IT offshoring growing

But Canada can find a niche role to play

Information and communication technology (ICT) outsourcing is growing in Canada and businesses are also becoming more comfortable with offshoring, which is a good thing for Canada’s ICT field, according to the president of the Information and Communication Technology Council (ICTC).

The ICTC predicts the industry will need 89,000 new workers over the next four years to replace retiring workers and keep up with growth, a need that far surpasses Canada’s supply, said Paul Swinwood, president of Ottawa-based ICTC.

“Outsourcing and offshoring is the only way that we’re going to be able to do some of this work because we just don’t have enough people here to do it all,” he said.

Canadian Perspectives on ICT Outsourcing and Offshoring, a study conducted by Toronto-based market research firm IDC, found while less than 20 per cent of Canadian companies offshore some or all of their IT services, they are becoming more comfortable with the notion. Companies surveyed only need an average cost savings of 33 per cent to offshore a service. This is down from a range of 35 per cent to 46 per cent (depending on service type) in 2003.

The IDC report, which surveyed 103 IT executives and 100 business executives from medium- and large-sized companies, also found IT and business process outsourcing is on the rise. In 2006, 43 per cent of IT executives said their companies outsourced IT or business processes, up from 36 per cent in 2005.

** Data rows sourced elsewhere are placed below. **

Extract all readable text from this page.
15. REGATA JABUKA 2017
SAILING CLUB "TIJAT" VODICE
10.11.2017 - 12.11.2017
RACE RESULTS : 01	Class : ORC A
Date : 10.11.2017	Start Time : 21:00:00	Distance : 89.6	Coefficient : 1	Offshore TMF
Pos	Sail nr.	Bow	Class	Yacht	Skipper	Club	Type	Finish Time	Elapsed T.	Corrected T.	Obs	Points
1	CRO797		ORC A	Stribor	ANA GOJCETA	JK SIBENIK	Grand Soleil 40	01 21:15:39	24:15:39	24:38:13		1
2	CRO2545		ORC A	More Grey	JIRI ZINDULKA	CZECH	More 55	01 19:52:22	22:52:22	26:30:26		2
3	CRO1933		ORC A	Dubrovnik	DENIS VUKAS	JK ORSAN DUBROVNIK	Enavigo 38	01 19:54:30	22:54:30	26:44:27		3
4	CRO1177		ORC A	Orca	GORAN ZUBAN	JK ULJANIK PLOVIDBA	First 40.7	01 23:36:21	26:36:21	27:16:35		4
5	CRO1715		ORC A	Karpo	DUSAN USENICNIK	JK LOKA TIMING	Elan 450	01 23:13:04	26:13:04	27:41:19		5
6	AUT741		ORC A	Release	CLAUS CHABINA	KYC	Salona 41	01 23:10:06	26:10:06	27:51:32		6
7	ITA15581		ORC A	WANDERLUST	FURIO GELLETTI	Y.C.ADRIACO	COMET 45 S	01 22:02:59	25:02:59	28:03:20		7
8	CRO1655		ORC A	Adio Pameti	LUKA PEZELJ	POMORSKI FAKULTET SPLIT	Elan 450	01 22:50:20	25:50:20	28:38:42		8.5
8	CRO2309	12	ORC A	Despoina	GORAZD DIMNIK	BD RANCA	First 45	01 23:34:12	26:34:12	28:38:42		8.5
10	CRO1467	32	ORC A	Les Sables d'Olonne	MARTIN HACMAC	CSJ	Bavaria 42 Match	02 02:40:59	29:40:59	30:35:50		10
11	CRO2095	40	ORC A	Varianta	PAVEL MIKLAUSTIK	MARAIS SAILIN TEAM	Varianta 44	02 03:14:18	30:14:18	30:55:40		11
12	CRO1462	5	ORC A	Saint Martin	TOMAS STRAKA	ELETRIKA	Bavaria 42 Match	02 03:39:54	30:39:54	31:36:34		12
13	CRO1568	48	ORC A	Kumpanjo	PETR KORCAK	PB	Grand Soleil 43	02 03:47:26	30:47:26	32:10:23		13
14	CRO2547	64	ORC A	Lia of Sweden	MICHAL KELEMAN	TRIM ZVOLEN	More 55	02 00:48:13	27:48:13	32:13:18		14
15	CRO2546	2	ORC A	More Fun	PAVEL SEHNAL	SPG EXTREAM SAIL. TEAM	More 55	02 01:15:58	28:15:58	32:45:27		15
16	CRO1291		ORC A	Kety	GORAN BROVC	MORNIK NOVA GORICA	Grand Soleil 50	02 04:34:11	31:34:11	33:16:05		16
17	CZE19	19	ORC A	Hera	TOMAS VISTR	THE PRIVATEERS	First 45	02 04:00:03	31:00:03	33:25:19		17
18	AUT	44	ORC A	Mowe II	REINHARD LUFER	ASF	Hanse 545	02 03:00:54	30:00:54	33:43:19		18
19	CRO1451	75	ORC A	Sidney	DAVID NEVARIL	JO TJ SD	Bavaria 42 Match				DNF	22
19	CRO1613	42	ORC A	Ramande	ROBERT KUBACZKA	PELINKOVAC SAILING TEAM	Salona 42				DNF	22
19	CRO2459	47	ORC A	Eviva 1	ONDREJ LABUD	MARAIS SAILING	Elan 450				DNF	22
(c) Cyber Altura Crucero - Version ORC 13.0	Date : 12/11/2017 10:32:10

IDC predicts spending on ICT outsourcing will continue to grow over the next three years. Ten per cent of companies surveyed also said they planned to increase spending on offshoring in 2006.

While cost-savings isn’t as big a factor as it once was in deciding whether or not to offshore, the report found it’s still one of the main reasons. The easiest jobs to offshore to low-cost countries are entry-level, such as programmers, said Swinwood.

This means Canada can focus on developing strategic IT professionals, such as business systems analysts or project managers, he said.

Then Canada could become the world’s source for these professionals because the Canadian educational system has the capability to create the world’s best business systems analysts who have business knowledge, communication skills, IT expertise and people skills, said Swinwood.

“Canada doesn’t have enough people to be the code writers for the world but we do have the people and the expertise to be the project managers for the world,” he said.

Labour market information from the ICTC shows there’s already a shift from low-paying to high-paying IT jobs in Canada. Since 2000, the number of IT jobs that pay $1,400 a week ($72,800 a year) doubled and the number of jobs that pay $1,600 a week ($83,200 a year) tripled.

Universities are recognizing this shift from programmers to well-rounded IT professionals, said Swinwood. Enrolment in pure IT or computer science programs is declining while enrolment in programs that have added a business approach, or combined IT with other fields such as health care, has increased.

“If we’re going to keep Canada competitive, we need to be using the brains we have in Canada for moving us forward. We need to up-skill people and get those high-paying jobs to come here,” said Swinwood.

The council will be meeting with key members of the industry to find out how they think offshoring and outsourcing will affect the ICT labour market. The results of those consultations, along with other research, will be released as part of the ICTC Outlook on Human Resources next summer.